地宮入口的石階在月光下泛著冷光,蘇晴攥著那枚拼完整的懸鏡令牌,后頸的懸鏡淺痕像被烙鐵燙著。第七級臺階的裂縫里卡著的鏡芯銅粉末,在指尖融成細珠,折射的光線映出個極小的“7”字,與第11章老槐樹葉柄字條的筆跡完全相同。
“警花姐姐數影子的角度。”林冷軒的糖畫勺在掌心轉得發顫,勺面的月光里浮著片龍鱗,“我爹說過,辨影向得測七分偏角,就像糖畫起翹得量七分弧度。”
蘇晴沒接話,手電光已經釘在地宮盡頭的石壁上。老匠留下的火把在石壁上投出細長的影子,第七道影子的末端突然分叉,像只張開的龍爪,與第5章龍紋雕花完全吻合。她突然想起第11章池底銅板的洛書,此刻踩著的臺階數正好37級,每級的高度差,都與洛書連線的斜率完全相同。
“用你的銀簪抵住第七道影縫。”蘇晴的指尖按住石壁的龍爪影子,影縫里的鏡芯銅粉末突然聚成細鏈,37節鏈環組成個微型懸鏡,缺角正好能補上她后頸的淺痕。少年的銀簪剛刺入影縫,石壁突然“咔啦”作響,龍爪影子的腹腔里掉出半張糖紙,上面的“夜梟”徽記,與第6章工具房的印章完全相同,糖霜里嵌著的頭發絲,在光下泛著灰白——和第5章老李頭的頭發完全一樣。
“這影縫比別處深七分。”冷軒的糖畫勺挑開糖紙的褶皺,第七道折痕里的鏡芯銅粉末突然顯形出鑰匙輪廓,“和第9章暗格銅盒的鎖孔一個形狀,”又笑了笑,“老東西藏影比我爹藏糖畫還巧,連折痕都算著角度。”
蘇晴的耳尖發燙,銀簪已經挑開石壁的暗格。里面的洛書殘片在月光下發亮,七塊碎片拼出的圖案上,第八宮的位置嵌著塊帶血的布片——正是第8章傘繩上的那截,37根棉線里的鏡芯銅粉末,在光下連成細線,指向月老祠的朱漆大門。
“他用影子標著最短路線。”蘇晴的指尖劃過布片的破口,纖維里的皮肉組織與第11章池底銅板的血跡完全匹配。她突然發現每根棉線的長度,都對應著地宮到祠門的步數,第七根棉線的末端,刻著極小的“終”字,與第9章暗格銅盒里的筆跡分毫不差。
冷軒蹲下去扒拉暗格周圍的灰,糖畫勺勾出塊染血的斗笠碎片,竹篾里卡著的鏡芯銅粒在光下閃:“警花姐姐看這碎片的弧度,”正好能拼上第4章積水倒影里的斗笠,“老東西在這兒換過斗笠,”他突然拽著蘇晴躲開飛來的銅片,第七塊鏡芯銅殘片擦著鼻尖飛過,砸在暗格的洛書圖上。

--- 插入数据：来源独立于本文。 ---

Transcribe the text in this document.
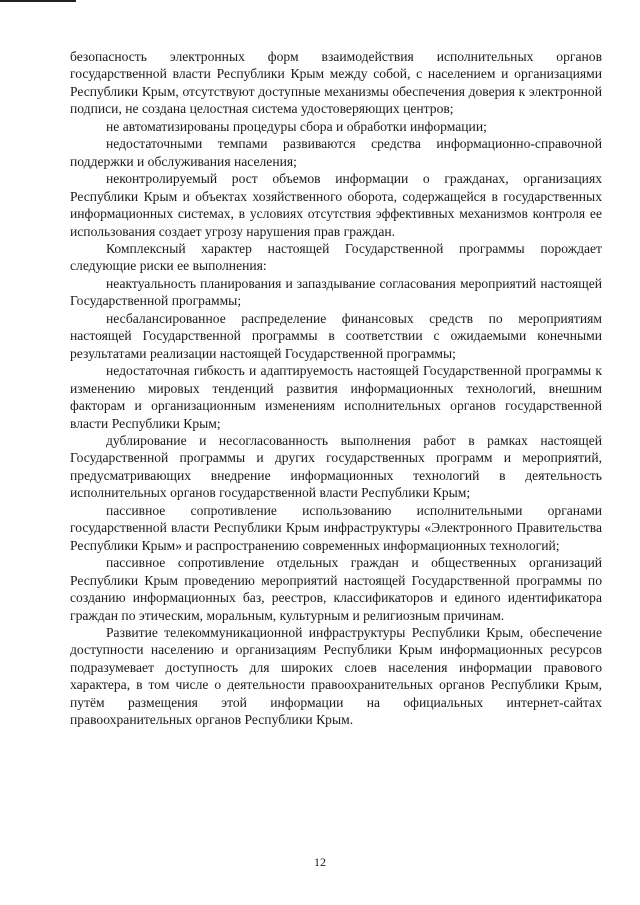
безопасность электронных форм взаимодействия исполнительных органов государственной власти Республики Крым между собой, с населением и организациями Республики Крым, отсутствуют доступные механизмы обеспечения доверия к электронной подписи, не создана целостная система удостоверяющих центров;

не автоматизированы процедуры сбора и обработки информации;

недостаточными темпами развиваются средства информационно-справочной поддержки и обслуживания населения;

неконтролируемый рост объемов информации о гражданах, организациях Республики Крым и объектах хозяйственного оборота, содержащейся в государственных информационных системах, в условиях отсутствия эффективных механизмов контроля ее использования создает угрозу нарушения прав граждан.

Комплексный характер настоящей Государственной программы порождает следующие риски ее выполнения:

неактуальность планирования и запаздывание согласования мероприятий настоящей Государственной программы;

несбалансированное распределение финансовых средств по мероприятиям настоящей Государственной программы в соответствии с ожидаемыми конечными результатами реализации настоящей Государственной программы;

недостаточная гибкость и адаптируемость настоящей Государственной программы к изменению мировых тенденций развития информационных технологий, внешним факторам и организационным изменениям исполнительных органов государственной власти Республики Крым;

дублирование и несогласованность выполнения работ в рамках настоящей Государственной программы и других государственных программ и мероприятий, предусматривающих внедрение информационных технологий в деятельность исполнительных органов государственной власти Республики Крым;

пассивное сопротивление использованию исполнительными органами государственной власти Республики Крым инфраструктуры «Электронного Правительства Республики Крым» и распространению современных информационных технологий;

пассивное сопротивление отдельных граждан и общественных организаций Республики Крым проведению мероприятий настоящей Государственной программы по созданию информационных баз, реестров, классификаторов и единого идентификатора граждан по этическим, моральным, культурным и религиозным причинам.

Развитие телекоммуникационной инфраструктуры Республики Крым, обеспечение доступности населению и организациям Республики Крым информационных ресурсов подразумевает доступность для широких слоев населения информации правового характера, в том числе о деятельности правоохранительных органов Республики Крым, путём размещения этой информации на официальных интернет-сайтах правоохранительных органов Республики Крым.

12
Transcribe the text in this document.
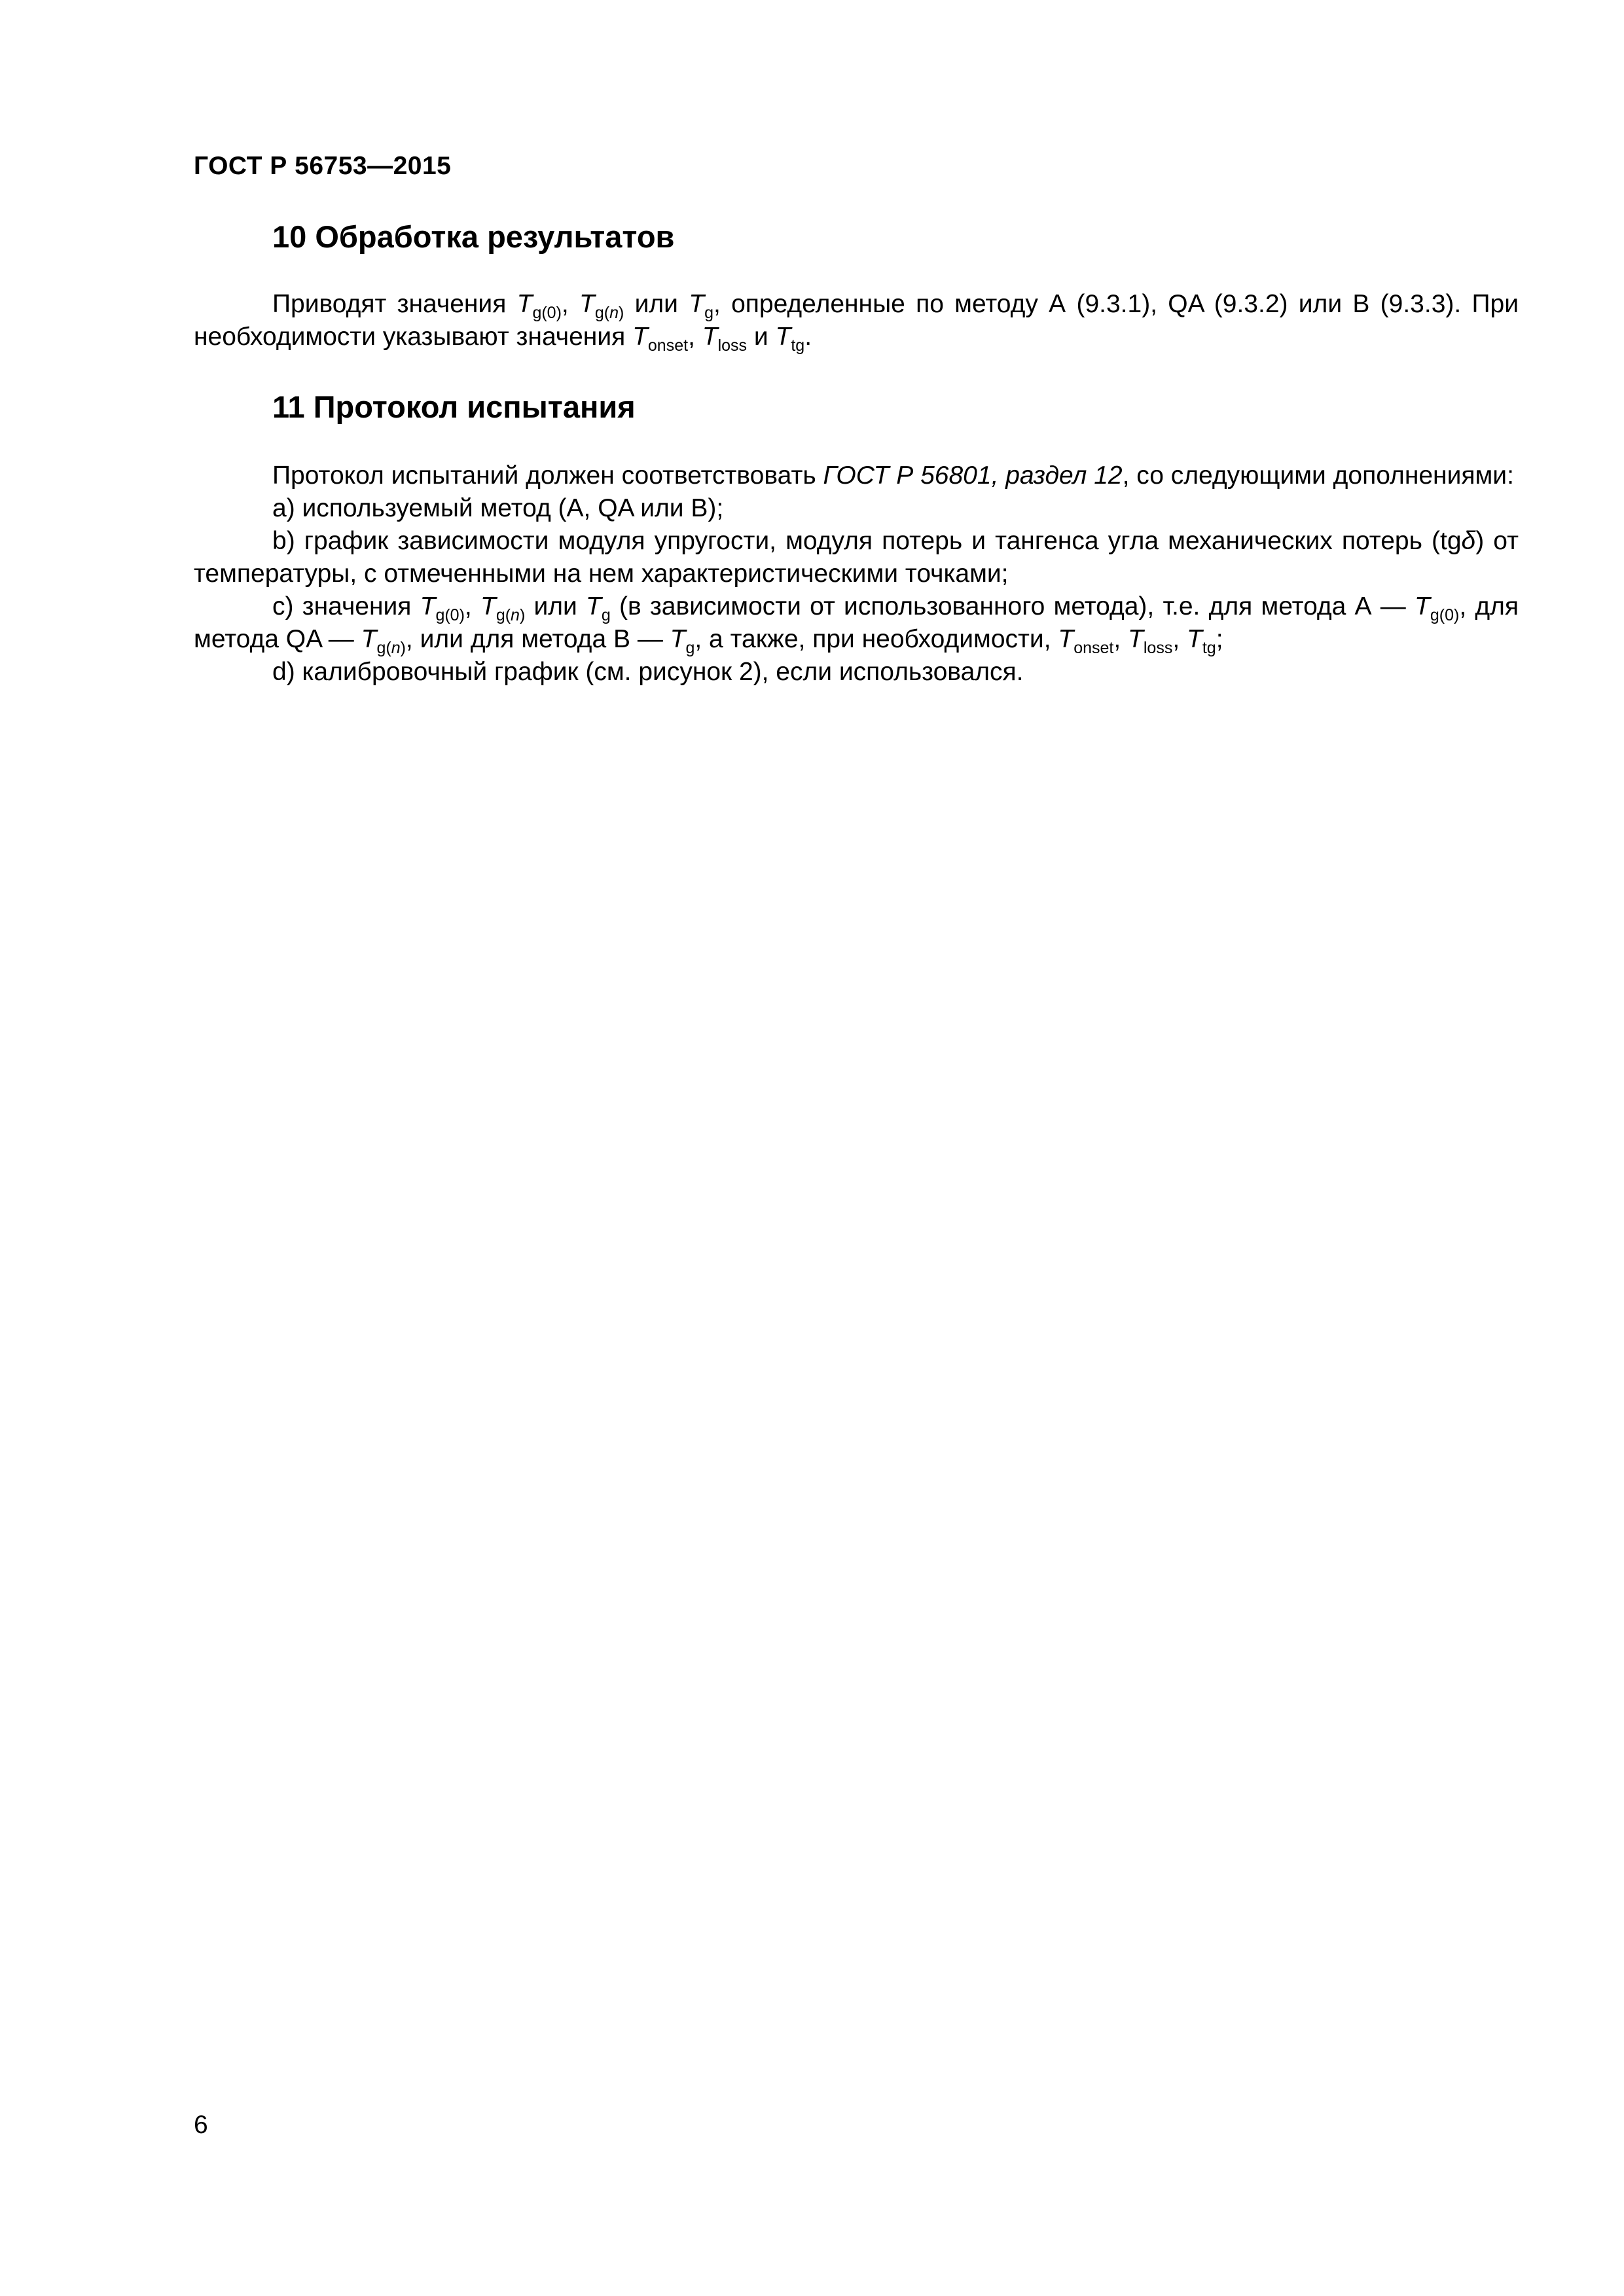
ГОСТ Р 56753—2015
10 Обработка результатов

Приводят значения $T_{g(0)}$, $T_{g(n)}$ или $T_g$, определенные по методу А (9.3.1), QA (9.3.2) или В (9.3.3). При необходимости указывают значения $T_{onset}$, $T_{loss}$ и $T_{tg}$.

11 Протокол испытания

Протокол испытаний должен соответствовать ГОСТ Р 56801, раздел 12, со следующими дополнениями:

а) используемый метод (А, QA или В);

b) график зависимости модуля упругости, модуля потерь и тангенса угла механических потерь (tgδ) от температуры, с отмеченными на нем характеристическими точками;

с) значения $T_{g(0)}$, $T_{g(n)}$ или $T_g$ (в зависимости от использованного метода), т.е. для метода А — $T_{g(0)}$, для метода QA — $T_{g(n)}$, или для метода В — $T_g$, а также, при необходимости, $T_{onset}$, $T_{loss}$, $T_{tg}$;

d) калибровочный график (см. рисунок 2), если использовался.

6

當第七滴銅液落在殘片上,蘇晴突然將所有洛書碎片拼完整。第八宮的紅點突然炸開,映在石壁的影子上,龍爪的影子在地上拼出完整的懸鏡,缺角處正好罩住地宮入口,與蘇晴后頸的淺痕產生共鳴。她突然想起第11章蘇父的倒影,后頸的淺痕突然與懸鏡圖案完全吻合,影子里的龍爪突然指向祠門的第七道裂縫。
“祠門的鎖孔在第七道縫里。”蘇晴的銀簪指著影子的終點,那里的朱漆下隱隱透出銅光,“這影子不是光的把戲,”她用令牌比了比影子的長度,“37步正好是地宮到祠門的距離,”又笑了笑,“就像你總在奶茶杯套上畫箭頭,標著最快喝完的路。”
冷軒突然用糖畫勺敲了敲石壁:“警花姐姐看這影底的刻痕,”七道淺槽組成個小洛書,第八宮的位置有個鑰匙孔,“正好能插進第9章的鏡芯銅鑰匙,”他突然壓低聲音,“老東西把開門的密碼藏在影子里,每步都踩著懸鏡的線。”